The roots of recent problems I have raised on Meta are mostly about a feeling that is common amongst regular users: that the tools Stack Overflow offers are inadequate for the task. This leads to repeated what have you tried comments, and requests to see the (usually non-existent) code that the OP is having trouble with. It also brings about what I believe is considered to be "gaming" of the system, whereby the reason given to close a slovenly post is usually one of unclear, too broad or off topic—insufficient information.
Since it is a recent post, and because it alerted me to my misunderstanding, this is with particular regard to Matt's post in a recent Meta question of mine on Meta:
In its current form the question is clear. Yes, it is a "give me the codez question", which shows little research, but you'll note we purposefully don't have that as a close reason. As for the question being disliked? We don't have a close reason for that
This is in no other way a follow-up to that previous question.
I am interested in "we purposefully don't have that as a close reason", but reading that link I see no explanation of that purpose. George Stocker writes:
Overall, there isn't and never has been a close reason simply for a lazy person. If you'd like to propose one, I suggest asking a new meta question and making it a feature request.
But having seen the fate of such requests I am not foolish enough to try again.
From what I have read, I get the impression that questions such:
What is an "int"?
How do I add two numbers
How can I make this code that I found do what I want
Please show me how to write this C program in Lua
are all purposefully ineligible for a close vote, and the correct response is simply to downvote them.
I now have the perception that I am playing in Stack Overflow's forum where there are rules that few people like but which no one intends to explain to me. That is perfectly valid and I am happy with that as long as I understand that it is so, but it upsets me as I understood the site to be at least minimally democratic. I hope that someone will confirm it or correct me.
However I am still left with the concern that, since question like the above are only eligible for down votes, we are left with the situation where there should be many thousands of tumbleweed questions which are immune to closure but have dozens or hundreds of down votes.
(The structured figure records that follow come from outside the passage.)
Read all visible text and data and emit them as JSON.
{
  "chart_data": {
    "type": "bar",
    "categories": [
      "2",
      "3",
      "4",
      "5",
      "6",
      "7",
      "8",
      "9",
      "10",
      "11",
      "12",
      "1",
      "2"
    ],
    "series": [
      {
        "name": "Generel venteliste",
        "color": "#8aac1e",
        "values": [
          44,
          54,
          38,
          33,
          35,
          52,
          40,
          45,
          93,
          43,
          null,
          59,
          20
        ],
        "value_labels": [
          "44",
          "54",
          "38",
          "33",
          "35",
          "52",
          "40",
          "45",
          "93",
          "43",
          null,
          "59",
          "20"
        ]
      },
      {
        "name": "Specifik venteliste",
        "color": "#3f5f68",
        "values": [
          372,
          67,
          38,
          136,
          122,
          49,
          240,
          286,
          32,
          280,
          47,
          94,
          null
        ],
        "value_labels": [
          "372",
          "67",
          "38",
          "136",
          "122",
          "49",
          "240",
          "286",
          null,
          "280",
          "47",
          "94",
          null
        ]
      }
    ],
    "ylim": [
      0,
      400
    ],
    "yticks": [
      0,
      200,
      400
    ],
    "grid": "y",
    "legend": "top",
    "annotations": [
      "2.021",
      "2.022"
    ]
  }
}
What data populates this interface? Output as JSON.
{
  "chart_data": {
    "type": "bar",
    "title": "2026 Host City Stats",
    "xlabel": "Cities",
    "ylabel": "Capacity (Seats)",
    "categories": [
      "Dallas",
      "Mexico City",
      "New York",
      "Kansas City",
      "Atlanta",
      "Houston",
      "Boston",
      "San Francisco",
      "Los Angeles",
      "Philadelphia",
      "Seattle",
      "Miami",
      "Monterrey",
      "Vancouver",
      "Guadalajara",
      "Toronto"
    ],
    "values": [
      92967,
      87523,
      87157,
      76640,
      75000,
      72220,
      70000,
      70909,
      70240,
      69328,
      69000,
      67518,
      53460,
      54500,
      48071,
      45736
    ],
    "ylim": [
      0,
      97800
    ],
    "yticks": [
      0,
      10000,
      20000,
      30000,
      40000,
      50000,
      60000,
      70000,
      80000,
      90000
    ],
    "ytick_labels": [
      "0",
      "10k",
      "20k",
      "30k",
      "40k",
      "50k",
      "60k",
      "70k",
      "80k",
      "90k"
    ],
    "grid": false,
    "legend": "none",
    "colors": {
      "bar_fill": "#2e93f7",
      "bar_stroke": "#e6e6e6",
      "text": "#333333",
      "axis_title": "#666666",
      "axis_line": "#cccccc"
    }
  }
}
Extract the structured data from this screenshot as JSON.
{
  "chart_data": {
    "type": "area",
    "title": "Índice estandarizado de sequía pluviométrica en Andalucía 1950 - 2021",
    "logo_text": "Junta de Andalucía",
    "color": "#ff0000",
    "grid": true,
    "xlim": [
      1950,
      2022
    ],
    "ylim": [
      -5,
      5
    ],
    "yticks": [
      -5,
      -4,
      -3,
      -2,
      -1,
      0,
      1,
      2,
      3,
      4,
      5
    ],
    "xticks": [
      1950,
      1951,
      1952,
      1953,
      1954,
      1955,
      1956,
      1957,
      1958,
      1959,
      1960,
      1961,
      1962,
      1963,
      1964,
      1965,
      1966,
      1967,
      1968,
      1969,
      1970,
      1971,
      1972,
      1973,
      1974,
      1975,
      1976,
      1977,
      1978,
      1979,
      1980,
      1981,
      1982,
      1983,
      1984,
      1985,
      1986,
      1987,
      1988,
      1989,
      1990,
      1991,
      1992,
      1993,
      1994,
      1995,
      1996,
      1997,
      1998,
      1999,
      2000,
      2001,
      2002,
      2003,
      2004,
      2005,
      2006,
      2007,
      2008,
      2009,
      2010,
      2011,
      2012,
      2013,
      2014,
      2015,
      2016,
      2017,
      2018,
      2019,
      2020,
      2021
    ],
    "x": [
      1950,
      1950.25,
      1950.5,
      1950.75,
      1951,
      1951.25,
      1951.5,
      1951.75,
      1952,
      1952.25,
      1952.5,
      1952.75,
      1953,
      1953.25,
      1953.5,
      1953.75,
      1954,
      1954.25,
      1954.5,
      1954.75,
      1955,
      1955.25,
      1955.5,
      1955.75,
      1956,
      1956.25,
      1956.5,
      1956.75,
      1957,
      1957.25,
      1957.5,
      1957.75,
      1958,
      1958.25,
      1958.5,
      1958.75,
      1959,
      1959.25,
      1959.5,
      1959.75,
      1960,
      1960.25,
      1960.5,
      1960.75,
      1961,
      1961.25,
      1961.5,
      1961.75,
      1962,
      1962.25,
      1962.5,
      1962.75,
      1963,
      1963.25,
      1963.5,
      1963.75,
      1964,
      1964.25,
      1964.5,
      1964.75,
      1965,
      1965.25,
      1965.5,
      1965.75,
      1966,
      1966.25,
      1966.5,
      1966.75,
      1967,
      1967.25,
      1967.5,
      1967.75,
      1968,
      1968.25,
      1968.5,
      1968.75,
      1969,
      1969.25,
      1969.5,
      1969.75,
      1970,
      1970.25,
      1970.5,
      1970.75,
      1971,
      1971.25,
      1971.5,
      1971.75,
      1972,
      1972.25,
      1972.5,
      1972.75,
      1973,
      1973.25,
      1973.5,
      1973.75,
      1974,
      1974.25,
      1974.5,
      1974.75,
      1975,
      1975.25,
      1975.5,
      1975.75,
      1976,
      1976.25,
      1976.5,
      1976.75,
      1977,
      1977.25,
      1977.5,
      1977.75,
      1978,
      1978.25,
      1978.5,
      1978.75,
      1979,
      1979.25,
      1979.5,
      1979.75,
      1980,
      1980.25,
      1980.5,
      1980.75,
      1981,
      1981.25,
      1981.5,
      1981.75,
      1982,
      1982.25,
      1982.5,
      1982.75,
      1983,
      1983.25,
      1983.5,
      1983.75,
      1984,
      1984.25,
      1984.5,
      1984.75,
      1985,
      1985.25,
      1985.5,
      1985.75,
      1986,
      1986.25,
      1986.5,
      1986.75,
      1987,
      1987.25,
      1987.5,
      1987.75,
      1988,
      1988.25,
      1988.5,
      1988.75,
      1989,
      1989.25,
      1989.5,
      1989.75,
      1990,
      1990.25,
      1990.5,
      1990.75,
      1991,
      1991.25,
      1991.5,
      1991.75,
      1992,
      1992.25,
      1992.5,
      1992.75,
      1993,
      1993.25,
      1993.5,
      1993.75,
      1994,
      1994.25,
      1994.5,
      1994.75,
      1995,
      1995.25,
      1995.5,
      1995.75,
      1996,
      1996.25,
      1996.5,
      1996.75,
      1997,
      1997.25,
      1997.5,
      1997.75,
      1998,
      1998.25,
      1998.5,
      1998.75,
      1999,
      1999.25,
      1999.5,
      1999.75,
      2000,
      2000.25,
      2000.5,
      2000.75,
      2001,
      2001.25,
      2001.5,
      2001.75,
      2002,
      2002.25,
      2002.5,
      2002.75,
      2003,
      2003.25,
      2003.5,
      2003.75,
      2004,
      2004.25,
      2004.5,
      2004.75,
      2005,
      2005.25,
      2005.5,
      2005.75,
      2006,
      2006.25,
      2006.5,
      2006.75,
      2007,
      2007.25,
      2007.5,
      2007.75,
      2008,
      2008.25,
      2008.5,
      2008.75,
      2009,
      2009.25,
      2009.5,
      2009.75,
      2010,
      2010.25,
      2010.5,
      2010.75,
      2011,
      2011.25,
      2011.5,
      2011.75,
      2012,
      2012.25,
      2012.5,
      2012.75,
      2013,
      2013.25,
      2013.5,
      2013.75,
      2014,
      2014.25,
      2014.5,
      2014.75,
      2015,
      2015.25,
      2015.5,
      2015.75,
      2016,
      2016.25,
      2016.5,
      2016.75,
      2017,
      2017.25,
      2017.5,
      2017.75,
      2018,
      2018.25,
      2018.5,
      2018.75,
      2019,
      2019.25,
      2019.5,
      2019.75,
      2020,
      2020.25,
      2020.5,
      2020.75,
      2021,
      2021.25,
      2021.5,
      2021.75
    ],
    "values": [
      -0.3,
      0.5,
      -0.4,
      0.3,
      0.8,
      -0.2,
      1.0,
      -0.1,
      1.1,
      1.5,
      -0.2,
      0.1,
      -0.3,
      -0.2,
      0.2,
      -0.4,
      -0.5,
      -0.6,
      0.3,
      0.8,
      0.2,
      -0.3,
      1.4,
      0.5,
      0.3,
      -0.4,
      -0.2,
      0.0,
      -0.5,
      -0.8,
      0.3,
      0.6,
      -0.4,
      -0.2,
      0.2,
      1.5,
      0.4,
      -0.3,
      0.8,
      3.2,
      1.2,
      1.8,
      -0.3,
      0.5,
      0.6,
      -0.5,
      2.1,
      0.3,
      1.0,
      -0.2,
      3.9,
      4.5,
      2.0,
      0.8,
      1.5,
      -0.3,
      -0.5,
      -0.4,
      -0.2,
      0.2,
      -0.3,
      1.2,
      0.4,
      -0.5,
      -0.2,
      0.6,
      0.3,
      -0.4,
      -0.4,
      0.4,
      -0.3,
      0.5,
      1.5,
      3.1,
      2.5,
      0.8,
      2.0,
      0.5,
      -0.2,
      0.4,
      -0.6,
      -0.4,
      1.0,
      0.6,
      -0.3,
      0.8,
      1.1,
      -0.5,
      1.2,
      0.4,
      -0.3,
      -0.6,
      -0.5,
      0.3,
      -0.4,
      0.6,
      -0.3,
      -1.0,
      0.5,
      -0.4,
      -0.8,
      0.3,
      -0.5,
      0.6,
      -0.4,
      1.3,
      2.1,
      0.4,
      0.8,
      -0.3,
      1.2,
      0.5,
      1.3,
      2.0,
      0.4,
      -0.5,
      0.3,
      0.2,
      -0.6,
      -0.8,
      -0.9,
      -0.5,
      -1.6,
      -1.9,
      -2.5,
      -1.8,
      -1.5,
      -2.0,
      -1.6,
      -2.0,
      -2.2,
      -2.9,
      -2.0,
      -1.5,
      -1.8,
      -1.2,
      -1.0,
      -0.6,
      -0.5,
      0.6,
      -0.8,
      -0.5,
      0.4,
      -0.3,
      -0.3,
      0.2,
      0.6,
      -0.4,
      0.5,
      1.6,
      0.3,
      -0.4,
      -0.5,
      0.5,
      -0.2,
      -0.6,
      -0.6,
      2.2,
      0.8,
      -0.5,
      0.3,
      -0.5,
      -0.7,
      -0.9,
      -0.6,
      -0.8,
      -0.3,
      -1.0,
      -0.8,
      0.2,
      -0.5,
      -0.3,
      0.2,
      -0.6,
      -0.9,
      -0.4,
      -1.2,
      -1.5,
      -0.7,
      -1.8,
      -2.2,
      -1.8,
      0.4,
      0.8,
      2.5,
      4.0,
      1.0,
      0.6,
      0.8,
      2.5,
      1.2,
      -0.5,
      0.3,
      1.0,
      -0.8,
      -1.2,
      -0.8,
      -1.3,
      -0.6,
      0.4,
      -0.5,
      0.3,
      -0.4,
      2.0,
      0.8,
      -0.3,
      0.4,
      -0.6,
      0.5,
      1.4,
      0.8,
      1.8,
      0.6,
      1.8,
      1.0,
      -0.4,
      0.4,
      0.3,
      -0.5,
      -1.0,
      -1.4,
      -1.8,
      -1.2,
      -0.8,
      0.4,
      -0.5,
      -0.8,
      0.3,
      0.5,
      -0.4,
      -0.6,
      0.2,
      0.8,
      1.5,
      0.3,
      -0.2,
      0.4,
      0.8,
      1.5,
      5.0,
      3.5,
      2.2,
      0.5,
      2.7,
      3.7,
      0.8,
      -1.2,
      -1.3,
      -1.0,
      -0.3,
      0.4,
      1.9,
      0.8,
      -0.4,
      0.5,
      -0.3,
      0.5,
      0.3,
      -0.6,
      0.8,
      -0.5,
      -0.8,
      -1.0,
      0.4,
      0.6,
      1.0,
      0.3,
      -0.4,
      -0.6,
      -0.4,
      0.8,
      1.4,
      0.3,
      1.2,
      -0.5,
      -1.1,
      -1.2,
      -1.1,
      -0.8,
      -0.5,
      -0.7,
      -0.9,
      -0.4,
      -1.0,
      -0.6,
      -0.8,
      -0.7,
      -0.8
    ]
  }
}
Even the diamond ♦ people have expressed concern that a question with a dozen or so down votes should be kept alive, but it seems that it is the "playing of the system" and wrongly-placed close votes that does the culling of such posts. If I'm right then Stack Overflow's infrastructure is hanging by a thread, and I hope someone will put me right.
Once more, please note that I am declaring only my ignorance regarding a situation that I feel I am understanding less every day. This is Jeff Attwood's playground and he can place whatever rules he likes with my blessing. I am simply looking for confirmation that my perception is right, correction to anything that I may have misunderstood, and any additional observations that people may want to offer.